Wait, what about Gucci? And Balenciaga? And Celine?
Way back at the beginning of the pandemic, Gucci, Bottega Veneta, and Saint Laurent stated their intention to show on their own schedule, off the established trade association calendars. It bears noting that both are owned by the luxury conglomerate Kering, which has positioned itself as the experimental maverick to LVMH’s unstoppable behemoth. (Gucci “hacked” its sibling brand Balenciaga back in April, for example.) This was in response to the carousel of off-season collections that turned the industry into a morass of “It’s always fashion week somewhere.” They wanted to create less and with more intention—and for the most part, these scaled back schedules have resulted in incredibly focused, sophisticated collections.
So, to answer the question: Balenciaga staged its Spring 2022 show this past weekend. (There’s also a couture show coming from the house, their first since Cristobal himself was designing the brand, in July, in Paris.) Gucci, meanwhile, will wait until November to show in person—in Los Angeles.
Celine, which is part of LVMH, is also working on its own schedule. The brand’s last men’s collection, the rollicking medieval e-boy paean Teen Knight Poem, debuted in February, shortly after most of the other men’s collections, while the Spring 2021 collection, The Dancing Kid, was shown late in the summer. The safe bet this go-round is some time in August (which means if you start choreographing your viral video now, you could be the lucky recipient of a TikTok-to-runway homage).
And what about, like, the entire United States? Are we still doing New York Fashion Week?
We are…sort of. You’ll have to wait until September for men’s energy in New York, but boy, is it coming: Telfar, Pyer Moss, and Thom Browne will all be presenting collections around then, when the Met Gala is staging a comeback, too.
Is there an unexpected fashion capital?
I’m so glad you asked: Venice! Rick Owens has staged his last few shows there, and now a few other brands are joining him. First is Saint Laurent, whose collection will debut on July 14th in conjunction with the Biennale of Architecture, featuring a large-scale installation by artist Doug Aitken. The next day, Valentino will show its couture collection in the city—and judging from designer Pierpaolo Piccioli’s last couture collection, which featured a well-received menswear offering, we’ll see some more high-end men’s goods there, too. (It also probably means that everyone is going to wear those cool little Venetian slippers this summer, too.)
The million dollar question: will there be street style?
Street style appears to be inching back: here’s a Vogue slideshow of looks from Australian Fashion Week, for example, which has happened mostly in-person thanks to that country’s admirable handling of the virus. But I’m betting what we do see this season won’t look the same: over the past year, I’ve clocked consumers growing more skeptical of big trends (if not big brands), and doubling down on individuality over grails.

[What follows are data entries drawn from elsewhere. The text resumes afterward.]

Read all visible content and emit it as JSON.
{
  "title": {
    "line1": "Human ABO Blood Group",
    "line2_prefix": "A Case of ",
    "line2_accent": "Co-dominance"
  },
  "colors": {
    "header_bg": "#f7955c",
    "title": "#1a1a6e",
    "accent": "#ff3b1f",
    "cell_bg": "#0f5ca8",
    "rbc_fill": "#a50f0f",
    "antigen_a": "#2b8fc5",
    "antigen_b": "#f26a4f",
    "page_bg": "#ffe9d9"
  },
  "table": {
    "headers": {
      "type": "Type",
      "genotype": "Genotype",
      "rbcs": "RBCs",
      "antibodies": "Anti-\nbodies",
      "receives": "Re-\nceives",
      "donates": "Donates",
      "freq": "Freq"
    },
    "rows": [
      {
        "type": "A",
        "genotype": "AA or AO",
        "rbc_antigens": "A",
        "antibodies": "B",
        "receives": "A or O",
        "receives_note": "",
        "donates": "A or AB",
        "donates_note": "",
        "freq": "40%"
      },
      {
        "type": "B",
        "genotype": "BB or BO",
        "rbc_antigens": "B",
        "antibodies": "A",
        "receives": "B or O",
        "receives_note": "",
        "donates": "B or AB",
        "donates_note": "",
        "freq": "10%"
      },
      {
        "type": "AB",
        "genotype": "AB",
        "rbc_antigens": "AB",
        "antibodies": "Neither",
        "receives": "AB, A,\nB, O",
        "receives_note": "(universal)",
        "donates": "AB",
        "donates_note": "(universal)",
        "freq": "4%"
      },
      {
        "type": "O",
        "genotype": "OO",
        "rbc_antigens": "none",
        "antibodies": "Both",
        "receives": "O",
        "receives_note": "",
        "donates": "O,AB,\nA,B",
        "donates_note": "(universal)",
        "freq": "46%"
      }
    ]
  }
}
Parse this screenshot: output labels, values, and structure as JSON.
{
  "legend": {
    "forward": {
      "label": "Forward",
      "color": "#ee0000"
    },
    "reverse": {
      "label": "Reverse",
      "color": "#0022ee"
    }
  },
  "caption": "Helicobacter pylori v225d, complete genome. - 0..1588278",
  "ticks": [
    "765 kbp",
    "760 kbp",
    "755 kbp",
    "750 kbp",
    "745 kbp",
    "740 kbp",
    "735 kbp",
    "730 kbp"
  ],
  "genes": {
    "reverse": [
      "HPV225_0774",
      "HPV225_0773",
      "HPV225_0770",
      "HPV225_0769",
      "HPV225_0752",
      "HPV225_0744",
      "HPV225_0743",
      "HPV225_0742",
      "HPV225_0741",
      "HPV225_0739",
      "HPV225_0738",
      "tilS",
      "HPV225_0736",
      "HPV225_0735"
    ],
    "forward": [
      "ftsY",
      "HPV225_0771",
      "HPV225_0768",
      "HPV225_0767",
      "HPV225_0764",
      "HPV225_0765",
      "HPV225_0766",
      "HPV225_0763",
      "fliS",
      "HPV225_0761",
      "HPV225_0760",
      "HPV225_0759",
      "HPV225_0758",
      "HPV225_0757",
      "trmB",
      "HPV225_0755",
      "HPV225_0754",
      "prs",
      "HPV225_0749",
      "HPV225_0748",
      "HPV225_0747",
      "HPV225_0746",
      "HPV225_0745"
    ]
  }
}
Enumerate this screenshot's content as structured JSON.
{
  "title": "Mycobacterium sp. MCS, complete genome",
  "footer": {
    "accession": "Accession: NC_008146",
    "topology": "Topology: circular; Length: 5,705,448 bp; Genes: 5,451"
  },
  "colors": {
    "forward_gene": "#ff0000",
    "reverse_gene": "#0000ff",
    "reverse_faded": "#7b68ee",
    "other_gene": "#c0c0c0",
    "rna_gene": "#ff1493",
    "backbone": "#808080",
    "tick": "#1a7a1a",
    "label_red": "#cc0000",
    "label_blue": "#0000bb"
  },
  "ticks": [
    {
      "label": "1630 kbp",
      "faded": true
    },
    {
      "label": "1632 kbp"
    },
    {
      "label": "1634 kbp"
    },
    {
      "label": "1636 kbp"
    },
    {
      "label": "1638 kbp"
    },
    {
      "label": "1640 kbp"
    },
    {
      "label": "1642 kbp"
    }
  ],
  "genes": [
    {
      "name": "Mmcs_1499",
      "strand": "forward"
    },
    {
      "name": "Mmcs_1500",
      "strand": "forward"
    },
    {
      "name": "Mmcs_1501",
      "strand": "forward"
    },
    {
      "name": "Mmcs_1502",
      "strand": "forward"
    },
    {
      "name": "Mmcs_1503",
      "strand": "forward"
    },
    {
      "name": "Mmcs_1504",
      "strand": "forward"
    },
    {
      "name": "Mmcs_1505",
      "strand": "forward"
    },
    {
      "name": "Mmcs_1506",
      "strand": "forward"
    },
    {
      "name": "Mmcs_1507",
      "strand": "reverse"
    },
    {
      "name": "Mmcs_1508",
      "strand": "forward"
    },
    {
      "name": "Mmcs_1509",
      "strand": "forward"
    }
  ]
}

What’s the point of all of this, again?
For something so glamorous, fashion week has a pretty utilitarian purpose: designers debut their collections six to eight months in advance of when they appear in stores, giving buyers the time to put together their slate of product for the season, and manufacturers time to make the clothes. Of course, this also gives fast-fashion brands time to knock things off, and fashion media ample time to encourage a global conspiracy of trends that seems oddly prophetic when, say, five-inch inseam shorts suddenly arrive in every brand’s store. Glad to be back!